One in 10 journeys should be by bike
A landmark report on the future of cycling in Britain led by Cambridge MP Julian Huppert calls for a national cycling champion to lead a drive for 10 per cent of all journeys in Britain to be by bike by 2025.
More of the transport budget should be spent on supporting cycling, at an initial rate of at least £10 per person per year, increasing as cycle levels increase, says the report by British Parliamentarians.
The report of the influential All-Party Parliamentary Cycling Group inquiry ‘Get Britain Cycling’ also calls for 20mph speed limits to become standard in urban areas and lower speed limits on many rural roads. It also says that all children should be given the chance to learn the skills of road cycling, at primary and secondary school.
Julian Huppert, MP for Cambridge and Co-Chair of the group, said: “This generation of politicians has the chance to be long remembered for having a vision for cycling that includes us all. Put simply, Britain needs to re-learn how to cycle. This report sets out how this can be done.

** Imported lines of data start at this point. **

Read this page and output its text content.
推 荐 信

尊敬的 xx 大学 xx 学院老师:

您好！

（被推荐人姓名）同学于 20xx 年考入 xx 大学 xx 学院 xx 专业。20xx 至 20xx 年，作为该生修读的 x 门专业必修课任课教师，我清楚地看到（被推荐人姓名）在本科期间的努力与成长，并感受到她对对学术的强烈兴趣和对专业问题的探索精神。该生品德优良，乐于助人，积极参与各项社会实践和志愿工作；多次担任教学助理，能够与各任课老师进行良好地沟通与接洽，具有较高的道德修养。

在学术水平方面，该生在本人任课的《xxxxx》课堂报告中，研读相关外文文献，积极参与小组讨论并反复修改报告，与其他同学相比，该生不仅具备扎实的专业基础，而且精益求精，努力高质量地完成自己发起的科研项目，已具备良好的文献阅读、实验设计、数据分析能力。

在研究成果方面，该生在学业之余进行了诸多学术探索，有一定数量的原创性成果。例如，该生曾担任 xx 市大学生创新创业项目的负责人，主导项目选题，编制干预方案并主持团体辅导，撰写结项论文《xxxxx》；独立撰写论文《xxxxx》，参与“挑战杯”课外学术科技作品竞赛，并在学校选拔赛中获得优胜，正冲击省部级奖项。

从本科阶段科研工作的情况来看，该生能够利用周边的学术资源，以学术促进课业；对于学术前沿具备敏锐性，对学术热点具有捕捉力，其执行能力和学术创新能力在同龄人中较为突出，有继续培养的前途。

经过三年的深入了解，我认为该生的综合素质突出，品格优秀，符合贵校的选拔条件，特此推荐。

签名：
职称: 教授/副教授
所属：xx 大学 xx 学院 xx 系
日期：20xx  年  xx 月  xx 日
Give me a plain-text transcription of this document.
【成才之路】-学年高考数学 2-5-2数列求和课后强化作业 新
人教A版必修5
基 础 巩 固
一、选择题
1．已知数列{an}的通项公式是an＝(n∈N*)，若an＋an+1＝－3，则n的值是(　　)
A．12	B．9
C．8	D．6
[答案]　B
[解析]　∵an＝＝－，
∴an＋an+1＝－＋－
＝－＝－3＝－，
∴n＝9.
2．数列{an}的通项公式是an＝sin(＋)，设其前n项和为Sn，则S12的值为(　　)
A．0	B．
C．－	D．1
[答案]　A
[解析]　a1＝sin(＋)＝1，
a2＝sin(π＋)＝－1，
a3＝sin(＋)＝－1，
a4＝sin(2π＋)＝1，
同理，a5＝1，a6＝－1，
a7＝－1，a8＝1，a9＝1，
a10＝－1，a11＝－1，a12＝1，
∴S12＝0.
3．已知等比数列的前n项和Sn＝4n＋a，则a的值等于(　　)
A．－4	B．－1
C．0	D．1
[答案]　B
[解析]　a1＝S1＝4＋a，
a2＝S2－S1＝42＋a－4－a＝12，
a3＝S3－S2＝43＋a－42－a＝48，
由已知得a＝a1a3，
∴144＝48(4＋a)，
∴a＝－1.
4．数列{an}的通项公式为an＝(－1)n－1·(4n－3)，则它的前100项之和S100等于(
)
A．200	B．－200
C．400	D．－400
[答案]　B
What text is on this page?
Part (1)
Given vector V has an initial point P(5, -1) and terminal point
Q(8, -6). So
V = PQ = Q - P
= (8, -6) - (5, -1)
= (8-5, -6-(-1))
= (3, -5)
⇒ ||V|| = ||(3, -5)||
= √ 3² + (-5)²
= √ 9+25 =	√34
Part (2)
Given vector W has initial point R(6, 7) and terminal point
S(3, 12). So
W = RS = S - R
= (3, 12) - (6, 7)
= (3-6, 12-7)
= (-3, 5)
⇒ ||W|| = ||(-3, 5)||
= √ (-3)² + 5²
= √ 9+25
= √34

“Cycling has huge advantages – it is fast, safe, healthy, efficient, reliable, environmentally sound, and fun. We all benefit when people choose to cycle.
“One of the most consistent points made was that lower speed limits reduce the number and severity of collisions for both pedestrians and cyclists – we should heed that advice. It will improve safety and reduce the fear of cycling that too many feel.”

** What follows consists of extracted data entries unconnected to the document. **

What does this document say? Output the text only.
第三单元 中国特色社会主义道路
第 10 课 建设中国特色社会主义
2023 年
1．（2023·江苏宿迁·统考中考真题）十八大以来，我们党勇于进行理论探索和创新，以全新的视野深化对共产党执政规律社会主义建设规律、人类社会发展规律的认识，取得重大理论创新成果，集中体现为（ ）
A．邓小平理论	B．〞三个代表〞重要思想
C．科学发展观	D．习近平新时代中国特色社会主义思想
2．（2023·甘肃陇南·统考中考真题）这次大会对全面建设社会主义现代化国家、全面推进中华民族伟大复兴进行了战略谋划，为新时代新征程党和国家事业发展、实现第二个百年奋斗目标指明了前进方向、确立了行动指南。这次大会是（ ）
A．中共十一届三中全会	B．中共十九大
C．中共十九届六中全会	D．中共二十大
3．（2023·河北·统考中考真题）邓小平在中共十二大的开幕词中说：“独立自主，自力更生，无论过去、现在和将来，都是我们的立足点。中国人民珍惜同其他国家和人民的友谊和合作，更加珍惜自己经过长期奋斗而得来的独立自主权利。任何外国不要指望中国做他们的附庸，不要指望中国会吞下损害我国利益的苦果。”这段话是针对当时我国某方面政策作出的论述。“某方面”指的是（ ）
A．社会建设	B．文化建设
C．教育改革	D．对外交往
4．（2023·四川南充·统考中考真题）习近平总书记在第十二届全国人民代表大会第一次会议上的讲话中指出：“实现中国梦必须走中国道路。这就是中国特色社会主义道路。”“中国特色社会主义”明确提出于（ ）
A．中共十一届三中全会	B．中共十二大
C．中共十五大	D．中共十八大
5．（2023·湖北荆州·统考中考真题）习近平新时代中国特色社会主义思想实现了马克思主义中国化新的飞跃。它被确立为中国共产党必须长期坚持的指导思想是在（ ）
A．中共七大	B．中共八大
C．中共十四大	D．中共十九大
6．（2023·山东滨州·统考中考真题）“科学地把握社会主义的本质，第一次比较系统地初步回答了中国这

The group’s report, published today (24 April) follows extensive public evidence from over 100 individuals and organisations, including cycling organisations, the Automobile Association, and a wide range of government departments and ministers.
It is both possible and necessary to expand the role of cycling in the nation’s transport and social life, says the group. This will lead to reduced congestion, environmental benefits and healthier citizens.

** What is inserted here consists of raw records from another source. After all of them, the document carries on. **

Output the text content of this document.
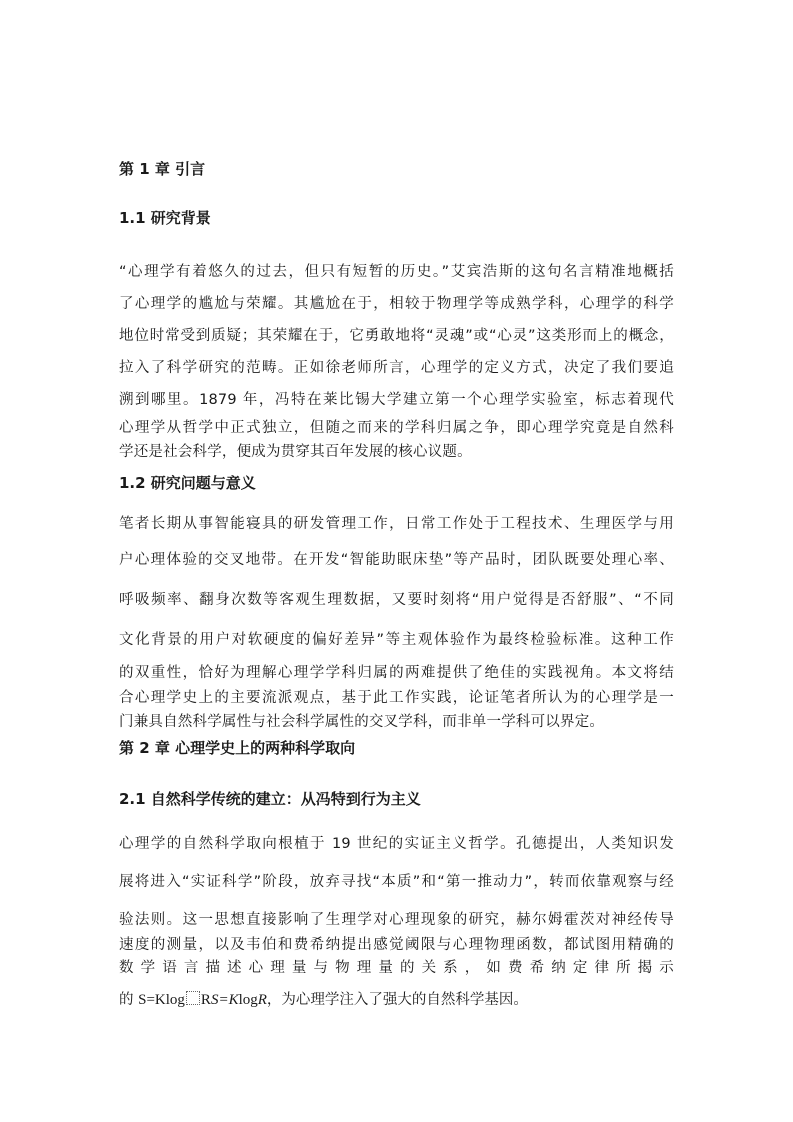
第 1 章 引言
1.1 研究背景
“心理学有着悠久的过去，但只有短暂的历史。”艾宾浩斯的这句名言精准地概括
了心理学的尴尬与荣耀。其尴尬在于，相较于物理学等成熟学科，心理学的科学
地位时常受到质疑；其荣耀在于，它勇敢地将“灵魂”或“心灵”这类形而上的概念，
拉入了科学研究的范畴。正如徐老师所言，心理学的定义方式，决定了我们要追
溯到哪里。1879 年，冯特在莱比锡大学建立第一个心理学实验室，标志着现代
心理学从哲学中正式独立，但随之而来的学科归属之争，即心理学究竟是自然科
学还是社会科学，便成为贯穿其百年发展的核心议题。
1.2 研究问题与意义
笔者长期从事智能寝具的研发管理工作，日常工作处于工程技术、生理医学与用
户心理体验的交叉地带。在开发“智能助眠床垫”等产品时，团队既要处理心率、
呼吸频率、翻身次数等客观生理数据，又要时刻将“用户觉得是否舒服”、“不同
文化背景的用户对软硬度的偏好差异”等主观体验作为最终检验标准。这种工作
的双重性，恰好为理解心理学学科归属的两难提供了绝佳的实践视角。本文将结
合心理学史上的主要流派观点，基于此工作实践，论证笔者所认为的心理学是一
门兼具自然科学属性与社会科学属性的交叉学科，而非单一学科可以界定。
第 2 章 心理学史上的两种科学取向
2.1 自然科学传统的建立：从冯特到行为主义
心理学的自然科学取向根植于 19 世纪的实证主义哲学。孔德提出，人类知识发
展将进入“实证科学”阶段，放弃寻找“本质”和“第一推动力”，转而依靠观察与经
验法则。这一思想直接影响了生理学对心理现象的研究，赫尔姆霍茨对神经传导
速度的测量，以及韦伯和费希纳提出感觉阈限与心理物理函数，都试图用精确的
数学语言描述心理量与物理量的关系，如费希纳定律所揭示
的 S=Klog RS=KlogR，为心理学注入了强大的自然科学基因。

The aim is increase cycle use from less than 2 per cent of journeys in 2011, to 10 per cent of all journeys in 2025, and 25 per cent by 2050.
For this to happen, leadership is needed right from the top, the MPs and Peers conclude. They call on the Government to appoint a National Cycling Champion to advocate for cycling across all departments and externally.
Key recommendations include:
- More of the transport budget should be spent on supporting cycling, at a rate initially set to at least £10 per person per year, and increasing as cycling levels increase
- Cycling should be considered at an earlier stage in all planning decisions, whether transport schemes or new houses or businesses
- More use should be made of segregated cycle lanes, learning from the Dutch experience
- Urban speed limits should generally be reduced to 20 mph
- Just as children learn to swim at school they should learn to ride a bike
- The Government should produce a detailed cross-departmental Cycling Action Plan, with annual progress reports
The President of the Automobile Association, Edmund King, said “If the recommendations in Get Britain Cycling are followed through it should be the catalyst for change to put cycling on the front foot. The clear vision is to change cycling from a ‘minority sport’ to a mainstream mode of travel.
“Currently 18 per cent of AA members cycle regularly but if these recommendations become reality we could see these numbers double. We now need leadership to match this vision. Drivers and cyclists are often the same people and they should all welcome this report.”
British Cycling’s Chris Boardman said: “‘The benefits of getting more people to cycle in terms of health and improving the places in which we live are clear. We need to be ambitious and set ourselves quantifiable targets to increase the number of people on bikes. Only then will we have a yardstick against which we can measure our every action and policy. This is how we go about winning gold medals at British Cycling because we know it is the only way to be successful.”